Nel tardo pomeriggio italiano è poi arrivata l’ufficialità attesa: l’ATP ha comunicato la cancellazione del torneo, sia per la prima che per la seconda settimana. Stop dunque definitivo alla manifestazione, che vedeva ancora in campo Carlo Caniato in doppio insieme a Orlov. L’augurio ora è che tutti i giocatori presenti a Fujairah, così come i top rimasti intrappolati a Dubai, possano rientrare al sicuro il prima possibile.

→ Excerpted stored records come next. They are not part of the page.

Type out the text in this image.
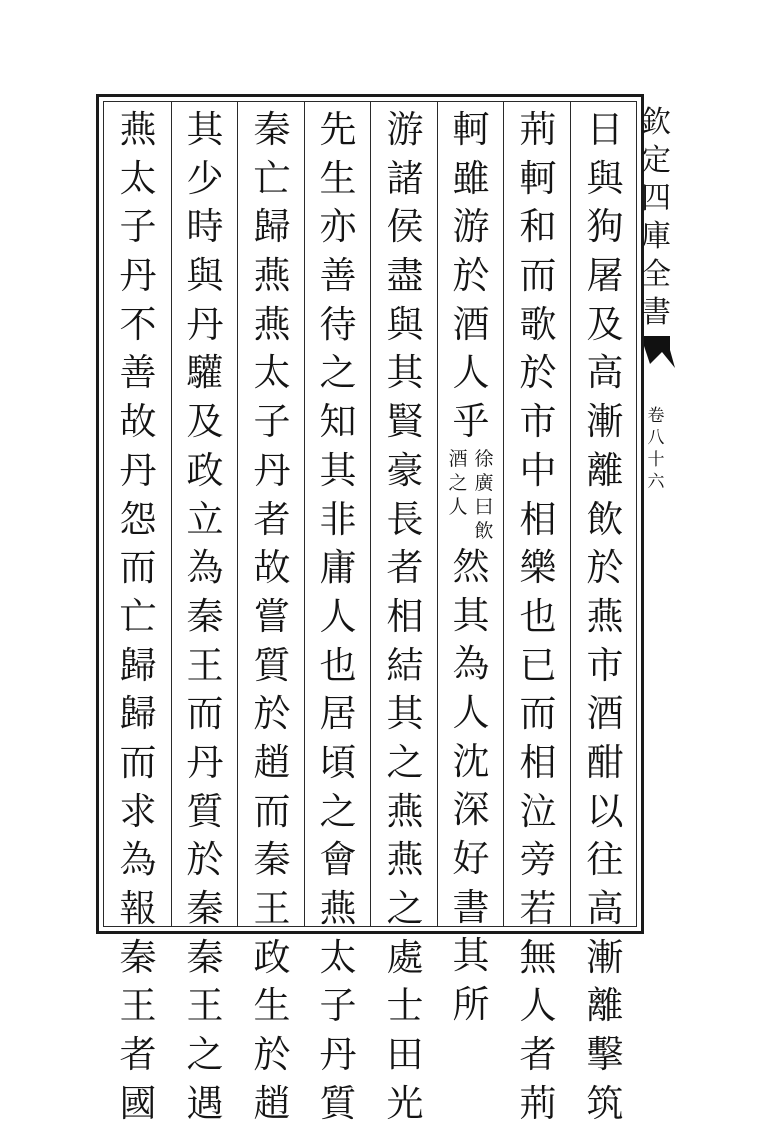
日
與
狗
屠
及
高
漸
離
飲
於
燕
市
酒
酣
以
往
高
漸
離
擊
筑
荊
軻
和
而
歌
於
市
中
相
樂
也
已
而
相
泣
旁
若
無
人
者
荊
軻
雖
游
於
酒
人
乎
酒
之
人
徐
廣
曰
飲
然
其
為
人
沈
深
好
書
其
所
游
諸
侯
盡
與
其
賢
豪
長
者
相
結
其
之
燕
燕
之
處
士
田
光
先
生
亦
善
待
之
知
其
非
庸
人
也
居
頃
之
會
燕
太
子
丹
質
秦
亡
歸
燕
燕
太
子
丹
者
故
嘗
質
於
趙
而
秦
王
政
生
於
趙
其
少
時
與
丹
驩
及
政
立
為
秦
王
而
丹
質
於
秦
秦
王
之
遇
燕
太
子
丹
不
善
故
丹
怨
而
亡
歸
歸
而
求
為
報
秦
王
者
國
欽
定
四
庫
全
書
卷
八
十
六
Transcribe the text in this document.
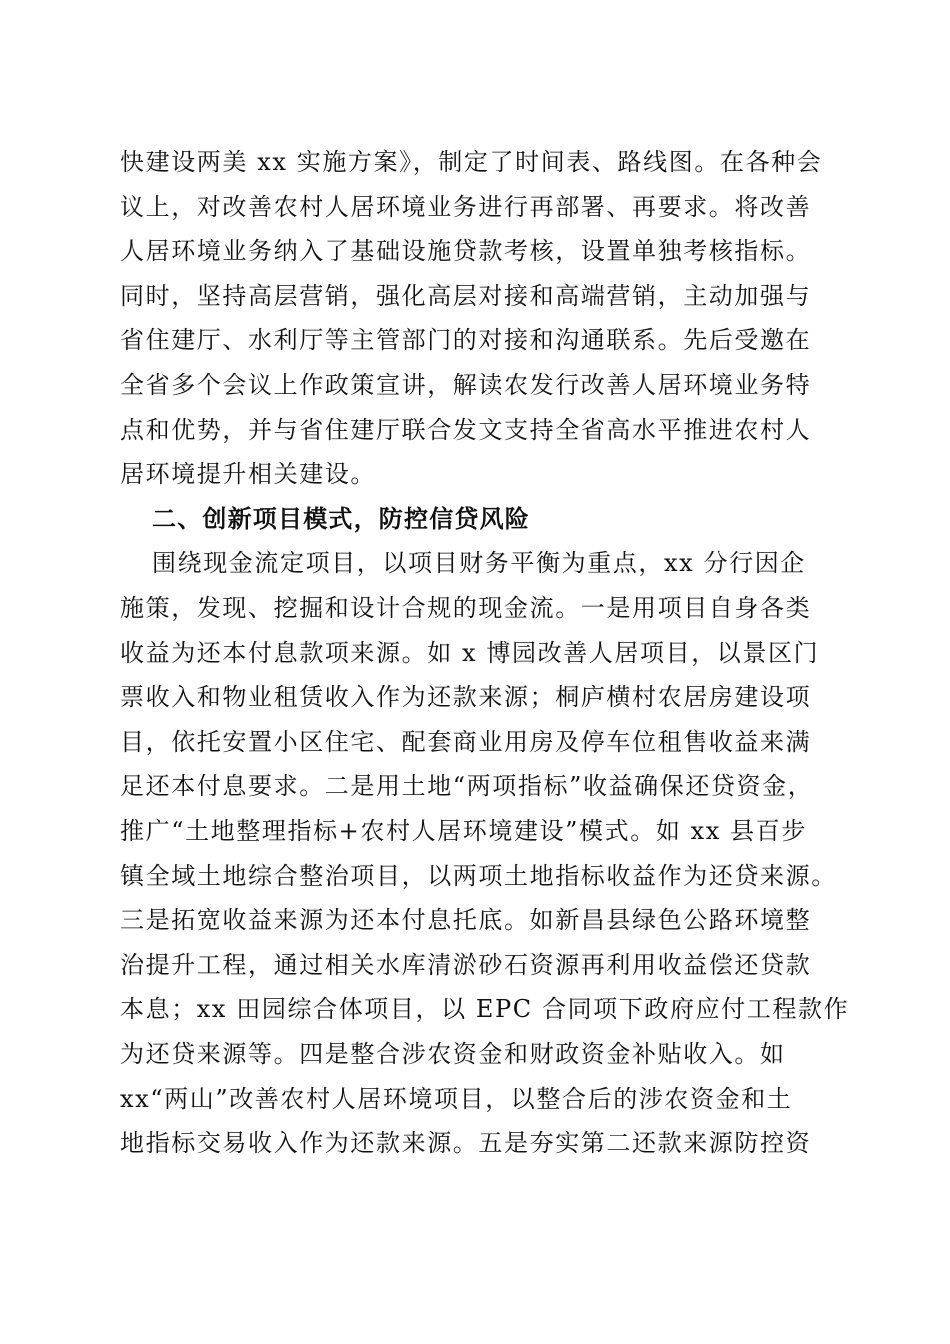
快建设两美 xx 实施方案》，制定了时间表、路线图。在各种会
议上，对改善农村人居环境业务进行再部署、再要求。将改善
人居环境业务纳入了基础设施贷款考核，设置单独考核指标。
同时，坚持高层营销，强化高层对接和高端营销，主动加强与
省住建厅、水利厅等主管部门的对接和沟通联系。先后受邀在
全省多个会议上作政策宣讲，解读农发行改善人居环境业务特
点和优势，并与省住建厅联合发文支持全省高水平推进农村人
居环境提升相关建设。
二、创新项目模式，防控信贷风险
围绕现金流定项目，以项目财务平衡为重点，xx 分行因企
施策，发现、挖掘和设计合规的现金流。一是用项目自身各类
收益为还本付息款项来源。如 x 博园改善人居项目，以景区门
票收入和物业租赁收入作为还款来源；桐庐横村农居房建设项
目，依托安置小区住宅、配套商业用房及停车位租售收益来满
足还本付息要求。二是用土地“两项指标”收益确保还贷资金，
推广“土地整理指标+农村人居环境建设”模式。如 xx 县百步
镇全域土地综合整治项目，以两项土地指标收益作为还贷来源。
三是拓宽收益来源为还本付息托底。如新昌县绿色公路环境整
治提升工程，通过相关水库清淤砂石资源再利用收益偿还贷款
本息；xx 田园综合体项目，以 EPC 合同项下政府应付工程款作
为还贷来源等。四是整合涉农资金和财政资金补贴收入。如
xx“两山”改善农村人居环境项目，以整合后的涉农资金和土
地指标交易收入作为还款来源。五是夯实第二还款来源防控资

Secondo quanto riportato da Ivashka, l’ATP avrebbe informato i giocatori della possibilità di organizzare un volo charter in partenza giovedì 5 marzo da Muscat alle ore 15:00 con destinazione Milano, con scalo in Egitto. Il costo del volo sarebbe di 5.000 euro a persona e i tennisti interessati sarebbero stati invitati a comunicare al più presto la propria adesione.
Email from tournament to players currently stuck at the Fujairah Challenger tournament.
“The ATP is potentially organizing a charter flight on Thursday 5th March from Muscat. Departure at 3.00 pm, going to Milan, stopping on the way in Egypt.